Journalist Maia Szalavitz, who has been featured in publications like Vice, TIME and The New York Times, spoke to our Solutions Journalism: Covering Addiction class on Tuesday about her own recovery and how journalists report on addiction.
She discussed the importance of using science and evidence to back up both reporting and policy. Being aware of scientific reports on data and addiction will allow you to ask questions as a journalist that others won’t, she said.
“You have to look for anecdotes that fit your data, not data that fits your anecdotes,” she added.
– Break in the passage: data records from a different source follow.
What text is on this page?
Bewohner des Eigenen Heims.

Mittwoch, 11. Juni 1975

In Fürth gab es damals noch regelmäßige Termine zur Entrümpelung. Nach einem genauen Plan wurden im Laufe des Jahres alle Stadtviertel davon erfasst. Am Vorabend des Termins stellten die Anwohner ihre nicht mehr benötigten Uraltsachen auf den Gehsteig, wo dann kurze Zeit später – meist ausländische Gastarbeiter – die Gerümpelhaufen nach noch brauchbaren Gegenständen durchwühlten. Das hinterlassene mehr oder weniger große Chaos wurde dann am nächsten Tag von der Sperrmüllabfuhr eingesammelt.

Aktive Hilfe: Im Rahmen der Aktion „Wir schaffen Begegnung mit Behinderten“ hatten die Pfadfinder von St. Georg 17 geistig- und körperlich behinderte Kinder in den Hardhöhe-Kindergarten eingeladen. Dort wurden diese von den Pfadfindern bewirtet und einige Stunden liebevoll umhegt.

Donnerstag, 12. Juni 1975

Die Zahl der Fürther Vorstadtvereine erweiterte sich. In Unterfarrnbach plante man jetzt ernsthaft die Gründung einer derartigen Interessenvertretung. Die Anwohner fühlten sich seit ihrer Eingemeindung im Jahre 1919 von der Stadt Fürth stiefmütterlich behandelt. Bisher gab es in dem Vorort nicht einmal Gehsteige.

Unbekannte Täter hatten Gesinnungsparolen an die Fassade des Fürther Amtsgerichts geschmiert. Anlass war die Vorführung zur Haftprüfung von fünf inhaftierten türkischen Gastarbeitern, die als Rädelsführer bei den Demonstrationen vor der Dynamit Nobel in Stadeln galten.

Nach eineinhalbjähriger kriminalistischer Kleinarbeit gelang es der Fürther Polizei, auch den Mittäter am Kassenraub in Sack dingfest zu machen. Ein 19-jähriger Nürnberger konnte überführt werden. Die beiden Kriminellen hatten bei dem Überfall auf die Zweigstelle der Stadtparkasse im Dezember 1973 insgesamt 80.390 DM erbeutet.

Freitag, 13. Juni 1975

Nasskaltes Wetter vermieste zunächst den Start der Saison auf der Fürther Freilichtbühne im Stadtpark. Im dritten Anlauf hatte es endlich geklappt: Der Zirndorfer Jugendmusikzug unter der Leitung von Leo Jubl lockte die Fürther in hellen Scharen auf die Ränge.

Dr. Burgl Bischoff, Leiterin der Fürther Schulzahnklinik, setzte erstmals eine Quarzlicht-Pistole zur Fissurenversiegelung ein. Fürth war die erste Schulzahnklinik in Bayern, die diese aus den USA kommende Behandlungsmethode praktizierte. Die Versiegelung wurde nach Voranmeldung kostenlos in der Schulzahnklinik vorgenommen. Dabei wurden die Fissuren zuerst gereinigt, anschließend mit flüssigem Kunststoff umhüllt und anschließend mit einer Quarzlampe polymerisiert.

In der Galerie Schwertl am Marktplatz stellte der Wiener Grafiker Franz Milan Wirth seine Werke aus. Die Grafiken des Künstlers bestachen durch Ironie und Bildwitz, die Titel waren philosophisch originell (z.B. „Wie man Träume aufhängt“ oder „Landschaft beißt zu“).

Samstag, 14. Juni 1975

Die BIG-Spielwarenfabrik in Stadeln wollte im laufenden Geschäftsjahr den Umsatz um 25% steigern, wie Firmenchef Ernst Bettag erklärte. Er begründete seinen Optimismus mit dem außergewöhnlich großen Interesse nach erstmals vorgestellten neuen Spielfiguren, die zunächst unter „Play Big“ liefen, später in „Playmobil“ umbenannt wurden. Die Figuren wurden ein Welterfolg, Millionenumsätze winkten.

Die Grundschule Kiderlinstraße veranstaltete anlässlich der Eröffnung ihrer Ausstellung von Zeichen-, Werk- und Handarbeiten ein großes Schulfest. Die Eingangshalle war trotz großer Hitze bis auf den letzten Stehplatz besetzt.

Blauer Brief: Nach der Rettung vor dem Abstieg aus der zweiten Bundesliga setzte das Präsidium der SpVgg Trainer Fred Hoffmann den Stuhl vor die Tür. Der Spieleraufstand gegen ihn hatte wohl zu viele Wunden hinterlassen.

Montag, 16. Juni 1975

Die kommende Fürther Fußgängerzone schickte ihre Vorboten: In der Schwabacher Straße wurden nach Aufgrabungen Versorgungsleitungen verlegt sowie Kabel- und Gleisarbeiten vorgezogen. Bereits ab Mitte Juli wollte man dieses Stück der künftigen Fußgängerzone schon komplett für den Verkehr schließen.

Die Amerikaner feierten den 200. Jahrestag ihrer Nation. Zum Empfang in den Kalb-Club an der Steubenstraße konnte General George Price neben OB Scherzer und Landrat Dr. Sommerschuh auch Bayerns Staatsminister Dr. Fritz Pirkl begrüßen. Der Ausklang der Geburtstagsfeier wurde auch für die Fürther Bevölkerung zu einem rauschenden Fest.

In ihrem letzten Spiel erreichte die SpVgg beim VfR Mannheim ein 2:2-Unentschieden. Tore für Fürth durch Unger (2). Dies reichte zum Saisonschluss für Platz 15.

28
problem is that addiction stigma is much more complicated than aids stigma due to racist history of drug laws. activism most definitely needed, definitely lessons we can learn from ACT UP etc… but also a few unique challenges such as adxn treatment system entangled w/12step. https://t.co/uwzJTEWIu8
— Maia Szalavitz (@maiasz) April 1, 2018
Szalavitz touched on her own experiences entering recovery and navigating the criminal justice system, citing her race, class and gender as reasons she was able to avoid incarceration and enter treatment.
She also made a “subtle point” about the breadth of addiction’s impact: Though it does affect people at every level of society, there are some populations who are high-risk groups, like people living in poverty, people of color and those of who have experienced trauma.
“It kicks people who are already down,” she said.